Research has shown a success rate of abortion self-care more than 93% in countries with a liberal and high-income system.

Self-management of abortion allows women and girls to be more discreet when they have an abortion and strengthens their autonomy and control. In theory, self-management of abortion could therefore offer social protection. It allows discretion, and could prevent interaction with unfriendly providers, or lack of privacy and the risk of arrest in health facilities.

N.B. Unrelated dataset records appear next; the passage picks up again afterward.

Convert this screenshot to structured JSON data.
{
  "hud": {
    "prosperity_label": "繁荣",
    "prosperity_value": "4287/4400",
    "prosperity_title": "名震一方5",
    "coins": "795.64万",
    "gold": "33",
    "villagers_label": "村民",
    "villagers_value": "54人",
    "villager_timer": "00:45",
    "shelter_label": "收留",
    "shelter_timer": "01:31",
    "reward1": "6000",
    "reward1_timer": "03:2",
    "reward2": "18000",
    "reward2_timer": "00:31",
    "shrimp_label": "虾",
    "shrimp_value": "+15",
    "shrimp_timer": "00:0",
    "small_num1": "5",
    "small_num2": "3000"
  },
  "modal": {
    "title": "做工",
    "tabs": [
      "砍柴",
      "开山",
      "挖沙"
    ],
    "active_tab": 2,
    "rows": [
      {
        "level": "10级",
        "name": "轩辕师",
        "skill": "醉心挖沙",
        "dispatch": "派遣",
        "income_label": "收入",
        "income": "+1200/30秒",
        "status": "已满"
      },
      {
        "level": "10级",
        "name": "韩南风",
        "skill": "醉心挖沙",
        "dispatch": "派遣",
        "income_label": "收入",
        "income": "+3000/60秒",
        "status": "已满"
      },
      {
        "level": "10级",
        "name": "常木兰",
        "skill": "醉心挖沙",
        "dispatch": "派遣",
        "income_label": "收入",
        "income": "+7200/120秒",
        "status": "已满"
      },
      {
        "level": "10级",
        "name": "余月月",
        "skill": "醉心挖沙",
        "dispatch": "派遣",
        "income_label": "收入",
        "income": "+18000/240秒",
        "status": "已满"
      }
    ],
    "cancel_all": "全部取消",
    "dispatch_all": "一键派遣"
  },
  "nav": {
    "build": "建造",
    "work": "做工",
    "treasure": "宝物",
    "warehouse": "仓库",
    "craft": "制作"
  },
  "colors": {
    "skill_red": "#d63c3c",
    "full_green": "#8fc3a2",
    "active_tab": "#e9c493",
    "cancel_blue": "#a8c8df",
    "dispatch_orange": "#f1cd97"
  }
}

In practice, however, it is very difficult to imagine how women and families who may not have their own mobile phone or smartphone or internet or the money needed to use these devices can have access to self-support.

Inequalities in digital access, gender, social class and literacy prevent many poor women and girls from accessing abortion self-care. For them, self-management of abortion is not yet the solution. Social protection around abortion could only be achieved through home abortion methods which can lead to serious complications. Efforts to increase accessibility to safe abortion should therefore be continued.

One possible avenue could be to invest in discreet abortion services user-centric, for example through intermediate leagues of health. However, there remains a need to address provider biases and community attitudes, and to ensure that authorities and law enforcement officials better understand existing laws and improve them where necessary.

The results of our study showed that partners, parents and community champions can also serve as intermediaries. Therefore, another avenue could be through gender transformative interventions. These would make it possible to involve male partners and other family members in abortion self-management interventions. Men are often involved in abortion journeys and often have better access to digital technologies. As long as they are well informed, they could support women seeking self-help.

Ramatou Ouedraogo, Associate Research Scientist , African Population and Health Research Center; Grace Kimemia, Research officer, African Population and Health Research Centerand Jonna Both, Researcher, Rutgers International

This article is republished from The Conversation under a Creative Commons license. Read the original article.